Present — Martoche, J.P., Smith, Centra, Sconiers and Pine, JJ.
It is hereby ordered that the judgment so appealed from is unanimously affirmed.
Memorandum:
Defendant appeals from a judgment convicting him upon a jury verdict of, inter alia, two counts of criminal possession of a controlled substance in the third degree (Penal Law § 220.16, [12]). Defendant contends that the evidence is not legally sufficient to support the conviction of criminal possession of a controlled substance in the third degree under the second count of the indictment (§ 220.16 [12]). Defendant failed to preserve that contention for our review inasmuch as his motion for a trial order of dismissal was not specifically directed at the alleged error raised on appeal ( see People v Gray, 86 NY2d 10, 19). In any event, we reject defendant's contention ( see generally People v Bleakley, 69 NY2d 490, 495). The People presented evidence establishing that defendant was discovered by the police in a room within three feet of drugs that were in open view and thus that he possessed them pursuant to the drug factory presumption ( see Penal Law § 220.25). Furthermore, under "the particular facts of this case, the jury could . . . infer that, if the drugs to which the statutory presumption applied were part of the drug factory's supply, all the contraband found must have been controlled by the factory's operatives" ( People v Bundy, 90 NY2d 918, 920), including defendant. Viewing the evidence in light of the elements of criminal possession of a controlled substance in the third degree under the second count of the indictment as charged to the jury ( see People v Danielson, 9 NY3d 342, 349), we conclude that the verdict with respect thereto is not against the weight of the evidence ( see generally Bleakley, 69 NY2d at 495).

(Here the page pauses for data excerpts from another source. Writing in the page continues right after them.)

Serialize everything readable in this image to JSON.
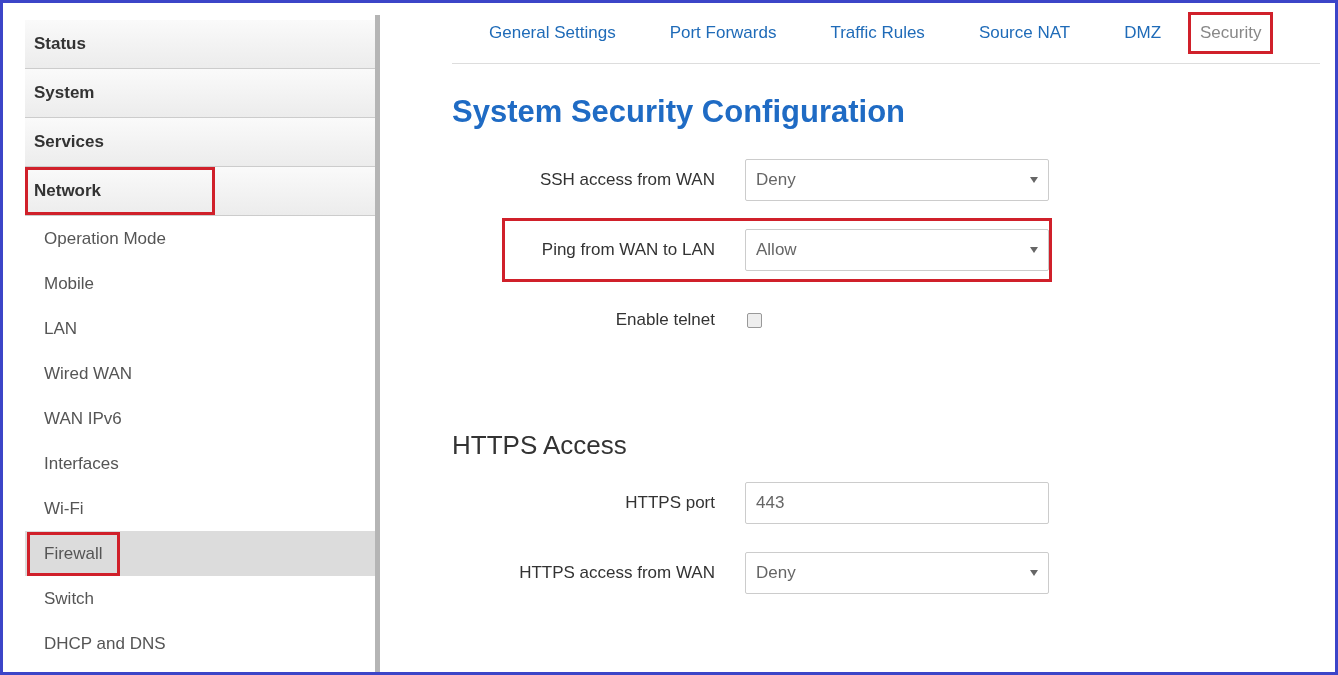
{
  "sidebar": {
    "items": [
      {
        "label": "Status",
        "highlighted": false
      },
      {
        "label": "System",
        "highlighted": false
      },
      {
        "label": "Services",
        "highlighted": false
      },
      {
        "label": "Network",
        "highlighted": true,
        "children": [
          {
            "label": "Operation Mode",
            "selected": false,
            "highlighted": false
          },
          {
            "label": "Mobile",
            "selected": false,
            "highlighted": false
          },
          {
            "label": "LAN",
            "selected": false,
            "highlighted": false
          },
          {
            "label": "Wired WAN",
            "selected": false,
            "highlighted": false
          },
          {
            "label": "WAN IPv6",
            "selected": false,
            "highlighted": false
          },
          {
            "label": "Interfaces",
            "selected": false,
            "highlighted": false
          },
          {
            "label": "Wi-Fi",
            "selected": false,
            "highlighted": false
          },
          {
            "label": "Firewall",
            "selected": true,
            "highlighted": true
          },
          {
            "label": "Switch",
            "selected": false,
            "highlighted": false
          },
          {
            "label": "DHCP and DNS",
            "selected": false,
            "highlighted": false
          }
        ]
      }
    ]
  },
  "tabs": [
    {
      "label": "General Settings",
      "selected": false,
      "highlighted": false
    },
    {
      "label": "Port Forwards",
      "selected": false,
      "highlighted": false
    },
    {
      "label": "Traffic Rules",
      "selected": false,
      "highlighted": false
    },
    {
      "label": "Source NAT",
      "selected": false,
      "highlighted": false
    },
    {
      "label": "DMZ",
      "selected": false,
      "highlighted": false
    },
    {
      "label": "Security",
      "selected": true,
      "highlighted": true
    }
  ],
  "sections": [
    {
      "kind": "page-title",
      "title": "System Security Configuration",
      "fields": [
        {
          "kind": "select",
          "label": "SSH access from WAN",
          "value": "Deny",
          "highlighted": false
        },
        {
          "kind": "select",
          "label": "Ping from WAN to LAN",
          "value": "Allow",
          "highlighted": true
        },
        {
          "kind": "checkbox",
          "label": "Enable telnet",
          "checked": false,
          "highlighted": false
        }
      ]
    },
    {
      "kind": "section-title",
      "title": "HTTPS Access",
      "fields": [
        {
          "kind": "text",
          "label": "HTTPS port",
          "value": "443",
          "highlighted": false
        },
        {
          "kind": "select",
          "label": "HTTPS access from WAN",
          "value": "Deny",
          "highlighted": false
        }
      ]
    }
  ]
}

Contrary to the further contention of defendant, County Court properly denied his request for a jury instruction on criminal possession of a controlled substance in the seventh degree as a lesser included offense of the second count of the indictment "because there was no reasonable view of the evidence to support a finding that the weight of the crack cocaine [possessed by defendant] was less than" one-half ounce ( People v Evans, 37 AD3d 847, 848, lv denied 9 NY3d 843; see People v Highsmith, 248 AD2d 961, lv denied 91 NY2d 1005, 1008; People v Palmer, 216 AD2d 883, lv denied 86 NY2d 799; see generally People v Glover, 57 NY2d 61, 63).